Topic: Labor and Employment
President Trump recently announced that he would leave in place a 2014 executive order expanding protections for federal workers and government contractors for discrimination based on sexual orientation. The 2014 executive order was in line with the EEOC’s recent position that an allegation of sexual orientation discrimination is necessarily an allegation of sex discrimination under Title VII. However, despite the EEOC’s position and all of the judicial victories on behalf of LGBTQ causes in recent years, it is explicitly the law of the Fourth Circuit, which includes Maryland and Virginia, that Title VII does not protect against discrimination based on sexual orientation. See Murray v. N. Carolina Dep’t of Pub. Safety, 611 Fed.Appx. 166 (4th Cir. 2015) (relying on Wrightson v. Pizza Hut of America, Inc., 99 F.3d 138, 143 (4th Cir. 1996)).
A recent Virginia case, Hinton v. Virginia Union University, 185 F.Supp.3d 807 (E.D.Va. 2016), articulated the courts’ position with respect to the EEOC’s expanded interpretation of Title VII. Terry Hinton is an openly gay male who was employed as an administrative assistant at Virginia Union University (“VUU”) in Richmond. Mr. Hinton alleged that he was disciplined in August and September of 2013 because the then president of the University, Dr. Claude Perkins, did not like Hinton’s sexual orientation. Mr. Hinton filed a complaint against VUU asserting claims under Title VII for sex discrimination, retaliation, and retaliatory harassment among other claims. VUU moved to dismiss Hinton’s claim on the grounds that Title VII does not protect against discrimination based on sexual orientation and cited Wrightson. Conversely, Mr. Hinton argued that Wrightson was superseded by a July 2015 EEOC ruling that Title VII protects against discrimination based on sexual orientation.

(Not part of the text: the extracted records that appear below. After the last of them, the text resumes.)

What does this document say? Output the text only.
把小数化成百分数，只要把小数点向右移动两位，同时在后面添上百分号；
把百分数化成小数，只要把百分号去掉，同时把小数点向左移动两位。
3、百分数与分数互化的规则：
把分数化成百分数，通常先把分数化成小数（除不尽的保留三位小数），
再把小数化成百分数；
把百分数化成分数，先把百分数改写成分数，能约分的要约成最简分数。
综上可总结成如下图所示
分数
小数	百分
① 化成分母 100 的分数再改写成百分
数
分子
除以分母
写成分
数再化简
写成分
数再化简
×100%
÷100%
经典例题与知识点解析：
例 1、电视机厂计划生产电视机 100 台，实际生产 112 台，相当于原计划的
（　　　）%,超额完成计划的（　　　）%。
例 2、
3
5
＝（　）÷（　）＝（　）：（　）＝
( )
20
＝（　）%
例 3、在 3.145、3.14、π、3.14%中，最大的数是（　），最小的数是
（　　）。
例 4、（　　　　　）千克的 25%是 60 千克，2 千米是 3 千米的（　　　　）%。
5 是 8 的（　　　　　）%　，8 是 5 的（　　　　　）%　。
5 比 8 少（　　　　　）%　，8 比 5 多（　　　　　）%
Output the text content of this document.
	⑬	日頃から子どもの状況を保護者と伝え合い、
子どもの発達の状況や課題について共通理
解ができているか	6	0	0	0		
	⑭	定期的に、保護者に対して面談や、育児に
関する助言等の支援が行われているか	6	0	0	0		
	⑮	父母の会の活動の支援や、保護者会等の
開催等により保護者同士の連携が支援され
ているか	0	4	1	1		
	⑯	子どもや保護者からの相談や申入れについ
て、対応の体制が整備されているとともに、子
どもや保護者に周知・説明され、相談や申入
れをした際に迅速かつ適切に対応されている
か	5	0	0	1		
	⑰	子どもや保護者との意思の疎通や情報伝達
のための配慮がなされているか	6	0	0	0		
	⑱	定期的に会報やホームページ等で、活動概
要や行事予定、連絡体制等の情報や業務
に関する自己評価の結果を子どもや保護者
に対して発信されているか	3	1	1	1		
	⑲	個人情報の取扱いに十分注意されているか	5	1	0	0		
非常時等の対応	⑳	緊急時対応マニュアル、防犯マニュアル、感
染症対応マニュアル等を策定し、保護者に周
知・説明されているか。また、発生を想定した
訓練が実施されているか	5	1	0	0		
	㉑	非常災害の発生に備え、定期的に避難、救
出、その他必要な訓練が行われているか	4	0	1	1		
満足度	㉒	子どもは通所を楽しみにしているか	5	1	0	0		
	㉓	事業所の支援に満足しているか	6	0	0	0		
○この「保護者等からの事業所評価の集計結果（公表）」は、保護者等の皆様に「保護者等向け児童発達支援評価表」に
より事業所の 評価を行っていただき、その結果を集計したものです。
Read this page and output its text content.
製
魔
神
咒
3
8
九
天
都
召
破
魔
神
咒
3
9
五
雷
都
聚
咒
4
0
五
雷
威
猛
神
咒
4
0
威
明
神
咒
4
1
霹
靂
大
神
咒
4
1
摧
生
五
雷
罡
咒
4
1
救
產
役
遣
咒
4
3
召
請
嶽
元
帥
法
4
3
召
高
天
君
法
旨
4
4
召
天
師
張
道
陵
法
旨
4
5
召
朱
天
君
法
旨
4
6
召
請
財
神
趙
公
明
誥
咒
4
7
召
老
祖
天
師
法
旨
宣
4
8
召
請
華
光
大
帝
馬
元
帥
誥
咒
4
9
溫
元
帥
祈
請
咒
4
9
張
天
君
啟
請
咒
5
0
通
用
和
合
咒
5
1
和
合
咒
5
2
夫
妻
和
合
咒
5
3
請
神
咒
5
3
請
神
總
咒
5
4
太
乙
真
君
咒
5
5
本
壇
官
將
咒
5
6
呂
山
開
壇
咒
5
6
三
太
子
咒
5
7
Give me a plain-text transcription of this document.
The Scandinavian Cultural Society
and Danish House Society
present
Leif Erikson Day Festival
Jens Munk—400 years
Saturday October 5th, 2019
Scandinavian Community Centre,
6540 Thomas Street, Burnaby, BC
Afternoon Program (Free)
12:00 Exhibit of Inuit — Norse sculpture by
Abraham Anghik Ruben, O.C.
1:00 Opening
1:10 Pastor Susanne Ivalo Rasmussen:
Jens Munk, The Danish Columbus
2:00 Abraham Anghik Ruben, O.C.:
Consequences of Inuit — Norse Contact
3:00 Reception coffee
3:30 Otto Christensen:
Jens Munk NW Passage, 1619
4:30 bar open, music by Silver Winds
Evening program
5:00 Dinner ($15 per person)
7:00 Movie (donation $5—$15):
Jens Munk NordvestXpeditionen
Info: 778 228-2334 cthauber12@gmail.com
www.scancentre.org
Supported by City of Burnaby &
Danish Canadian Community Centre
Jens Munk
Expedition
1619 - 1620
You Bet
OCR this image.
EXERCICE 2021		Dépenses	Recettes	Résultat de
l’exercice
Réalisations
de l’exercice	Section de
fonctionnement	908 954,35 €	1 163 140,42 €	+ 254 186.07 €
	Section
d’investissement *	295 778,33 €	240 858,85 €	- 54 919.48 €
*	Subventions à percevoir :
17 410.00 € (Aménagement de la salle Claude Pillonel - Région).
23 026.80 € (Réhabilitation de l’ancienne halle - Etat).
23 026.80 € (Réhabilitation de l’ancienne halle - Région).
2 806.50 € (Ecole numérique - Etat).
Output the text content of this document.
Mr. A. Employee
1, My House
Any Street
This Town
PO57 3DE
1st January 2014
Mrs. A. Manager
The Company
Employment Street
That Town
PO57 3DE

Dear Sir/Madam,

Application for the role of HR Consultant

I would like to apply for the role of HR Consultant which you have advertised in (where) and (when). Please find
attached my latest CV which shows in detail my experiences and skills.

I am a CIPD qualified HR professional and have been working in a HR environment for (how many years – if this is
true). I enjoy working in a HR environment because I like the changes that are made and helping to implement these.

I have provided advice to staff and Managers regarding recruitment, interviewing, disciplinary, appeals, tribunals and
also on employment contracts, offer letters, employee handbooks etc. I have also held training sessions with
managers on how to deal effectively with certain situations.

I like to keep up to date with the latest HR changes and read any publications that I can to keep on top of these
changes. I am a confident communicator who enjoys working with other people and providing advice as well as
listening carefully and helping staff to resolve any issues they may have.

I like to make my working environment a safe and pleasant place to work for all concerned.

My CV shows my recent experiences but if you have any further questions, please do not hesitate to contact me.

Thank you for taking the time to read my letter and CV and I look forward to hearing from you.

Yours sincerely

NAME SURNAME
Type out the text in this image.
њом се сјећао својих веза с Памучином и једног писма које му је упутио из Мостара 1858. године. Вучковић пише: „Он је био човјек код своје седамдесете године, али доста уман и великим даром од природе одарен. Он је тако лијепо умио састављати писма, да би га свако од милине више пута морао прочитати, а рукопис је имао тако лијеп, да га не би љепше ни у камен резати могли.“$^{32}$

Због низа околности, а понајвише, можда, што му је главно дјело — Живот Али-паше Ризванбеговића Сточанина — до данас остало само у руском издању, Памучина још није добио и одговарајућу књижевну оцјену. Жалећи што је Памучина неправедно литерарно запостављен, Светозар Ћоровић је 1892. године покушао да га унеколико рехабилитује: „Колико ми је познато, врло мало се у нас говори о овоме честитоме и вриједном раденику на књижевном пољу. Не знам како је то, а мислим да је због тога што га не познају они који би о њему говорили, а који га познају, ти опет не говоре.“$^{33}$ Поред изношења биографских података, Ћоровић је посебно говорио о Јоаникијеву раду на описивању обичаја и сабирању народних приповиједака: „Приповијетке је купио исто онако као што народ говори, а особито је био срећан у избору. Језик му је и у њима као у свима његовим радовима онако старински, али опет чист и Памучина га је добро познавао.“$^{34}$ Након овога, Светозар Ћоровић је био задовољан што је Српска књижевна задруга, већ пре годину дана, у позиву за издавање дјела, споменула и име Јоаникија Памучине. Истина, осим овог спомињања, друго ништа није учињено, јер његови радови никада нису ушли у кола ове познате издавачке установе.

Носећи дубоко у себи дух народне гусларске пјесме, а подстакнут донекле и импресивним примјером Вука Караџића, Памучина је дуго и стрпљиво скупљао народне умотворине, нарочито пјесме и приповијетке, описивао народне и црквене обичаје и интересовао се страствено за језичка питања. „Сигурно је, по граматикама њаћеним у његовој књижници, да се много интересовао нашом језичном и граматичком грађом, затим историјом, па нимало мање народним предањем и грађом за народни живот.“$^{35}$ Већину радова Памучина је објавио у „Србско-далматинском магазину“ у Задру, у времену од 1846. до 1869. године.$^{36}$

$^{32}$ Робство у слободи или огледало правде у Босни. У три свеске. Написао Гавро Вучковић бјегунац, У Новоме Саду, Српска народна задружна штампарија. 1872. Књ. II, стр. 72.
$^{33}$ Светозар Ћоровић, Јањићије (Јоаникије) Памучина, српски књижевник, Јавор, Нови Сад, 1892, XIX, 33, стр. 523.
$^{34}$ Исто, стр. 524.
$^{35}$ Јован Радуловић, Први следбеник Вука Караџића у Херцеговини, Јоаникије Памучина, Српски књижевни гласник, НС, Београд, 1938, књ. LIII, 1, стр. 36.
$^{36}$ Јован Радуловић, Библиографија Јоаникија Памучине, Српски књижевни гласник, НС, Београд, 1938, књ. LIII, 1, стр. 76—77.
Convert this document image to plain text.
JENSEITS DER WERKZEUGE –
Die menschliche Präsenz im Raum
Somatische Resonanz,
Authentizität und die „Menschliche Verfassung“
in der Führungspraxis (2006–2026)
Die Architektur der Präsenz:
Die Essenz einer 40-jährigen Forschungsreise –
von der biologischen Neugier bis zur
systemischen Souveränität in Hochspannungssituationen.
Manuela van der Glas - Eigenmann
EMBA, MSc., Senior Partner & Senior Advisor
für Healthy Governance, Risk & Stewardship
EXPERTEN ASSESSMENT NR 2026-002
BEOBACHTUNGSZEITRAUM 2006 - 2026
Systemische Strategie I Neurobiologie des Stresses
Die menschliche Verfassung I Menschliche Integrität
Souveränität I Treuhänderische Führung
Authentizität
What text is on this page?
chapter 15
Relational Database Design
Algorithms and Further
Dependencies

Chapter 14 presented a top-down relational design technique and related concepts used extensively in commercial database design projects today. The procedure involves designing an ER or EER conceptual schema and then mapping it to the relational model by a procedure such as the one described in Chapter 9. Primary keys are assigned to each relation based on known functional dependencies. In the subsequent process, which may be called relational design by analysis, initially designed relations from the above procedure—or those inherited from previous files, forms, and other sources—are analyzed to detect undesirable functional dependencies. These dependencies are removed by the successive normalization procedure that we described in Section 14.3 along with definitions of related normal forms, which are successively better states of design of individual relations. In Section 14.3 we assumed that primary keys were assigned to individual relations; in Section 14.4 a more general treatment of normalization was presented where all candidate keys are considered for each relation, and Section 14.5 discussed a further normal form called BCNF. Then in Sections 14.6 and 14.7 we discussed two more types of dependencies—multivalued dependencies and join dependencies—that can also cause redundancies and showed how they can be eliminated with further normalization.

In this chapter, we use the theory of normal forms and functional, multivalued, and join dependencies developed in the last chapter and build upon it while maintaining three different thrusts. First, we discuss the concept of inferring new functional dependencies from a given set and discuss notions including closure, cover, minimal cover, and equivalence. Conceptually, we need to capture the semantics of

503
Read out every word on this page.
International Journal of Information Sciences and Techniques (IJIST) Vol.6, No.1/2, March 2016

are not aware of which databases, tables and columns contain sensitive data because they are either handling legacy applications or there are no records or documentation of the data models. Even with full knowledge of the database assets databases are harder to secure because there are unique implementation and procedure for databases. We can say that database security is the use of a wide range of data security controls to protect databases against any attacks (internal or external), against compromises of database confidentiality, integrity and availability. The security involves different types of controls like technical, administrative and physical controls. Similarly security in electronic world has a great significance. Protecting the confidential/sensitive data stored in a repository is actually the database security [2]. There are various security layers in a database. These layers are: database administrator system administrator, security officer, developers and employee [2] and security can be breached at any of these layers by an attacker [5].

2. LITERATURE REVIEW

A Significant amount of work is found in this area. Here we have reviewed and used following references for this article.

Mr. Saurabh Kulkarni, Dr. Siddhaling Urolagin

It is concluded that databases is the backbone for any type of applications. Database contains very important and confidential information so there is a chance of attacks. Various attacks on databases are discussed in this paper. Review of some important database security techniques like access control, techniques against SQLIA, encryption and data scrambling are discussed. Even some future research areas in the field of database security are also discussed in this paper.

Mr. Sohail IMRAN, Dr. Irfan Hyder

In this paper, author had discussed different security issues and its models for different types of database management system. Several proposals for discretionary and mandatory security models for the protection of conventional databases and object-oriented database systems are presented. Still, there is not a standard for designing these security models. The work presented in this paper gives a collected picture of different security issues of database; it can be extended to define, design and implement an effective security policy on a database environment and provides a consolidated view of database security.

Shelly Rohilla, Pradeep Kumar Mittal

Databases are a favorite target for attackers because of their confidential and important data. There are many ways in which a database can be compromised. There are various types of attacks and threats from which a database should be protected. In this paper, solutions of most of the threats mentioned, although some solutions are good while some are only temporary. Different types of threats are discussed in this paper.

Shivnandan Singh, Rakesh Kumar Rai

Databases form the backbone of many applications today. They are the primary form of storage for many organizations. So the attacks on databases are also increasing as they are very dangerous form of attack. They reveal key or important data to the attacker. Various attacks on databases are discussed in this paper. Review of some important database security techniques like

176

Judge Payne was not persuaded. The court noted that “EEOC interpretations of Title VII are entitled to Skidmore deference at most—that is, ‘deference to the extent [that they have] the power to persuade.’” In other words, the EEOC does not make the law and just because it adapts a broader interpretation of what protected classes are covered under Title VII does not mean that federal courts are obliged to follow. Judge Payne also noted that the Fourth Circuit cited Wrightson approvingly even after the EEOC decision in Murray v. N. Carolina Dep’t of Pub. Safety, 611 Fed.Appx. 166 (4th Cir. 2015) and that “[i]t is not the province of unelected jurists” to amend Title VII to provide a claim for sexual orientation discrimination.
Despite the Fourth Circuit’s failure to adapt the EEOC’s broader interpretation of Title VII, Title VII still provides protections for LGBTQ people. Judge Payne noted in Henderson v. Labor Finders of Virginia, Inc.,2013 WL 1352158 (E.D.Va.) that, while Title VII does not afford a cause of action for discrimination based on sexual orientation, “we are beyond the day when an employer could evaluate employees by assuming or insisting that they matched the stereotype associated with their [gender] group.” Id. at 4. Judge Payne also noted the difficulty in drawing the distinction between discrimination on the basis of gender stereotyping and discrimination on the basis of sexual orientation because they are so often closely intertwined. For example, if a homosexual man acts in a way that is effeminate, he could be discriminated against on the basis of his failure to comply with accepted gender norms and such claims would constitute gender discrimination under Title VII.